I’m working at ground zero of a terrorist attack. I hurry into the restroom as Mullen starts spinning the combo lock on the big blue door. I make a mental note not to spend too much time in this place—just in case.
Back in the office a few minutes later, I find Gleason eating and smoking at his desk. He manages to multitask in ways I’ve never seen before. He alternates stuffing a sandwich into his mouth between puffs on his smoke while writing notes on a cable. Periodically, he grabs a phone and barks at somebody in that foreign language of his.
I sit back down and begin reading again. Gleason asks, “Have you opened those two cases yet?”
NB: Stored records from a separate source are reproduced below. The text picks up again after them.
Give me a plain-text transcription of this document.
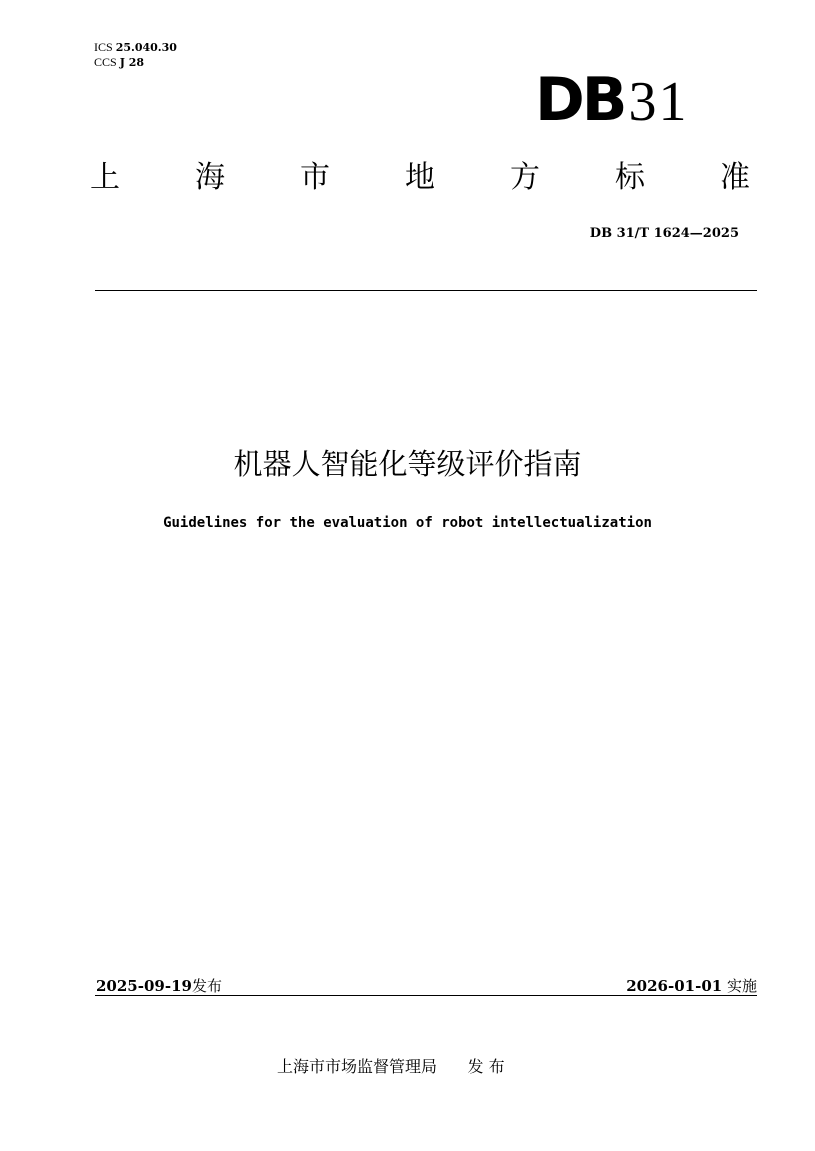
ICS 25.040.30
CCS J 28
DB31
上	海	市	地	方	标	准
DB 31/T 1624—2025
机器人智能化等级评价指南
Guidelines for the evaluation of robot intellectualization
2025-09-19发布	2026-01-01 实施
上海市市场监督管理局 发 布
“No, I’m still studying the files you gave me.”
“Beirut One or Two?”
“One.”
Gleason grunts and goes back to work.
There was a second attack in Beirut. I close the April 18, 1983, case folder and untie the other one Gleason had given me when I first came in. Sure enough, a year after the first bombing, Islamic Jihad scored another big victory against us. Already, Hezbollah and the Iranians had crippled our military effort in Beirut with another suicide bomb attack, this one aimed at the marine barracks near the airport. That was in October 1983. Two hundred and forty-one marines died in that attack. The destruction prompted the Reagan administration to pull our troops out of Lebanon. Hezbollah: 2, United States: 0.